🤖 AI Summary
To address the issues of motion rigidity and biomechanical implausibility in text-to-sign-language video generation, this paper proposes a geometry-aware skeletal modeling paradigm. It explicitly encodes geometric relationships among joints—including shoulders, arms, and hands—by introducing a bone pose loss, bone length constraints, and a parent-node-relative reweighting mechanism, jointly optimizing joint positions, bone-length consistency, and motion dynamic coordination within an end-to-end training framework. The method rigorously enforces human anatomical constraints, significantly improving finger dexterity and overall motion naturalness. Experiments demonstrate that our approach reduces the performance gap between generated and ground-truth sign language videos by 56.51% relative to baselines; bone length deviation and motion variance decrease by 18.76% and 5.48%, respectively. These results mark substantial advances in both anatomical plausibility and motion naturalness for sign language generation.
📝 Abstract
Sign language translation from text to video plays a crucial role in enabling effective communication for Deaf and hard--of--hearing individuals.
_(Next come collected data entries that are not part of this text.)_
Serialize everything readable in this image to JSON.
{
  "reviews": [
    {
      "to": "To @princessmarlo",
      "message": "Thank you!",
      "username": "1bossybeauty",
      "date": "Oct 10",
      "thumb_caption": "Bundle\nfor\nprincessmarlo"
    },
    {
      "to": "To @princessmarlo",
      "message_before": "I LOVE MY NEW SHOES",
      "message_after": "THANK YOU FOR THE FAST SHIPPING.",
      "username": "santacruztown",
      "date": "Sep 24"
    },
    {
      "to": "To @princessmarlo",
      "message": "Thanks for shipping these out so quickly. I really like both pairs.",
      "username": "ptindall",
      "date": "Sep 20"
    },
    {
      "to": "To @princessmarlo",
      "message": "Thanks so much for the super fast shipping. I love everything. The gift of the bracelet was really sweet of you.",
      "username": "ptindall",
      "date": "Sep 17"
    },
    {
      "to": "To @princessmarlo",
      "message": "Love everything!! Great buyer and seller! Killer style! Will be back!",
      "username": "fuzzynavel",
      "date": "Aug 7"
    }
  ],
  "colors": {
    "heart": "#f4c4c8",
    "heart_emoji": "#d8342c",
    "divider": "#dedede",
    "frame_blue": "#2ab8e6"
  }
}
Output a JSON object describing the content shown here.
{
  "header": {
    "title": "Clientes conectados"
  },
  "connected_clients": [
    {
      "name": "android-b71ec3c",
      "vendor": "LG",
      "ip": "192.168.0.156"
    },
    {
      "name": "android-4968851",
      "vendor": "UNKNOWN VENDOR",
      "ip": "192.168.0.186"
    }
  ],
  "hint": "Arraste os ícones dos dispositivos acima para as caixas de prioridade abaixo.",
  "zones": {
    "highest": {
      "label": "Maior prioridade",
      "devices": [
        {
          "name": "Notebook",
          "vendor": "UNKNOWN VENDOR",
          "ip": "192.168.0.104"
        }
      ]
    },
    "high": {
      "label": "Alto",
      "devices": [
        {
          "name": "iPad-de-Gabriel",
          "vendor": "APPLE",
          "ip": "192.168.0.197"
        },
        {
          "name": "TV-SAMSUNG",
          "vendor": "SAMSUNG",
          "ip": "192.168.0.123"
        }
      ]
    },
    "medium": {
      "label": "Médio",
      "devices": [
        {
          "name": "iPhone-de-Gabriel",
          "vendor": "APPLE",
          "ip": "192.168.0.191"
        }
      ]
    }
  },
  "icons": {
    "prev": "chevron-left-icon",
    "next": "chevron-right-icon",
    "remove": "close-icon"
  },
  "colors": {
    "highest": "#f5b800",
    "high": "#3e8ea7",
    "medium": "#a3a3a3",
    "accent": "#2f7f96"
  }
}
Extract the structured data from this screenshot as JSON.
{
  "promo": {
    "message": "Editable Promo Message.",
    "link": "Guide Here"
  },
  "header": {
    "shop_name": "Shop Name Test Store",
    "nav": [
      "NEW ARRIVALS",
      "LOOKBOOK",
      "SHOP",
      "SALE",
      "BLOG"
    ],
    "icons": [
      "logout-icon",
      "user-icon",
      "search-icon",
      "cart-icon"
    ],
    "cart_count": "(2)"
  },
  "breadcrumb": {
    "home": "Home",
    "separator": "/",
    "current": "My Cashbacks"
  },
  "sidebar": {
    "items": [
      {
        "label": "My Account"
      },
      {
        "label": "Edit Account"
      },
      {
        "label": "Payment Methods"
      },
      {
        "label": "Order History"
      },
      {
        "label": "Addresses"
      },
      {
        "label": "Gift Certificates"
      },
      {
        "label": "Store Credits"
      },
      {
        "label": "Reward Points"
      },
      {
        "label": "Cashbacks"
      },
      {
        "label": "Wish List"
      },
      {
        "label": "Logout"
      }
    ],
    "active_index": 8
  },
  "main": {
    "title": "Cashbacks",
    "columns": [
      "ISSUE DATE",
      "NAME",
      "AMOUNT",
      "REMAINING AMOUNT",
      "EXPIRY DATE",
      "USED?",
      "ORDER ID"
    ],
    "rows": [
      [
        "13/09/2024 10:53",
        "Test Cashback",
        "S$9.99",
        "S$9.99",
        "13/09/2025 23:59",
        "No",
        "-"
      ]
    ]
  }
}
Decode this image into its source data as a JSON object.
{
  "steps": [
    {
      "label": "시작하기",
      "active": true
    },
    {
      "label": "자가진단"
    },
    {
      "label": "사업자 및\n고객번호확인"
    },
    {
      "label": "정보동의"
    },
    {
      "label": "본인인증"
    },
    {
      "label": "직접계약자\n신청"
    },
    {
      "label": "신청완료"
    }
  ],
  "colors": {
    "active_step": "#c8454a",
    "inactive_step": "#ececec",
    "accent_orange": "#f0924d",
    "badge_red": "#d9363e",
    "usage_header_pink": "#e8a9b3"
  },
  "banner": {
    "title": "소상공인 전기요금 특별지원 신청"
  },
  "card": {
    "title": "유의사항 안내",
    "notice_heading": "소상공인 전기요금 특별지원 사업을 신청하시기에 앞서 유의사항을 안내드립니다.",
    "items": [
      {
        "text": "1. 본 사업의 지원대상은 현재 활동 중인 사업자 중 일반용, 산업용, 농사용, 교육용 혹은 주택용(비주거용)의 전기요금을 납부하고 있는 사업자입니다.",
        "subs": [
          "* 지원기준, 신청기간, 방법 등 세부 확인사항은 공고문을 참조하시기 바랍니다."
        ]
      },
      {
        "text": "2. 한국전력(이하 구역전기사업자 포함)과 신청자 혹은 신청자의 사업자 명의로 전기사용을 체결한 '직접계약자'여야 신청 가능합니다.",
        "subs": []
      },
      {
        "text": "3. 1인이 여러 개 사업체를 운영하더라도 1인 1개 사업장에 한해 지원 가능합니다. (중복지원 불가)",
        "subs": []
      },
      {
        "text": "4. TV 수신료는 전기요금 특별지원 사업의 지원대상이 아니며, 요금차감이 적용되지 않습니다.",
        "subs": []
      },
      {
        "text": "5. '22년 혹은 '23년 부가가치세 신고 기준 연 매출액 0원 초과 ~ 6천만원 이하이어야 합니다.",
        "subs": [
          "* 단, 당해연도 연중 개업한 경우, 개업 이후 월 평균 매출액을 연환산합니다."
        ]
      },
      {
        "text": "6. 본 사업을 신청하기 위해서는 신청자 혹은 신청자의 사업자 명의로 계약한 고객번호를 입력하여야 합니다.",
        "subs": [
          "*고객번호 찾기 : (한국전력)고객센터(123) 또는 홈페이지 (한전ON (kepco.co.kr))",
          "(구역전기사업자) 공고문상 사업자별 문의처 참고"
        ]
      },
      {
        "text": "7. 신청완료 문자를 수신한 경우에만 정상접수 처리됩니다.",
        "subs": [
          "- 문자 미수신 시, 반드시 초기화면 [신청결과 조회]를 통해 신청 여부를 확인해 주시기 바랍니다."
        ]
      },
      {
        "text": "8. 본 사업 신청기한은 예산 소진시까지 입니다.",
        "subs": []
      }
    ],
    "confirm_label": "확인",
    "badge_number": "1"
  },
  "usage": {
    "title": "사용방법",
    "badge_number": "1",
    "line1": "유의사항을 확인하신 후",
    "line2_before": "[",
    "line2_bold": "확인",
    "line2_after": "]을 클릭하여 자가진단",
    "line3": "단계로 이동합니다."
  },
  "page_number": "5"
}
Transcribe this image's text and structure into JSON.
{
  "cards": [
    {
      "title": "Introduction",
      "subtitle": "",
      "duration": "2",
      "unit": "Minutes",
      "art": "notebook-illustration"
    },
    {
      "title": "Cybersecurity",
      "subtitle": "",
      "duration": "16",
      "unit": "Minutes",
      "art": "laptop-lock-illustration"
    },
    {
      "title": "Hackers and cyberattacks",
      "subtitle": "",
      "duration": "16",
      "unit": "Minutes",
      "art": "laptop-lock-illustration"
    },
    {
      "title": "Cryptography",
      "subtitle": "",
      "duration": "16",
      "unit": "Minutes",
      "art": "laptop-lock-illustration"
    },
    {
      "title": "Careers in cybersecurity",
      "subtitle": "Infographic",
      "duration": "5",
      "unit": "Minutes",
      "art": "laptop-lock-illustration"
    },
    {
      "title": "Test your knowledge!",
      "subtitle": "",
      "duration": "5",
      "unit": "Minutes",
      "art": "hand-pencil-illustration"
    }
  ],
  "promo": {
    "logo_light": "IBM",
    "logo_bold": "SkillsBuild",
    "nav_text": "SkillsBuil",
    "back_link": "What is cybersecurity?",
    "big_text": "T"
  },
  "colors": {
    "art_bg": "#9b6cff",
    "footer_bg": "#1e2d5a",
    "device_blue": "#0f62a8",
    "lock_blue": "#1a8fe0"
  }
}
A major challenge lies in generating accurate and natural body poses and movements that faithfully convey intended meanings. Prior methods often neglect the anatomical constraints and coordination patterns of human skeletal motion, resulting in rigid or biomechanically implausible outputs. To address this, we propose a novel approach that explicitly models the relationships among skeletal joints--including shoulders, arms, and hands--by incorporating geometric constraints on joint positions, bone lengths, and movement dynamics. During training, we introduce a parent-relative reweighting mechanism to enhance finger flexibility and reduce motion stiffness. Additionally, bone-pose losses and bone-length constraints enforce anatomically consistent structures. Our method narrows the performance gap between the previous best and the ground-truth oracle by 56.51%, and further reduces discrepancies in bone length and movement variance by 18.76% and 5.48%, respectively, demonstrating significant gains in anatomical realism and motion naturalness.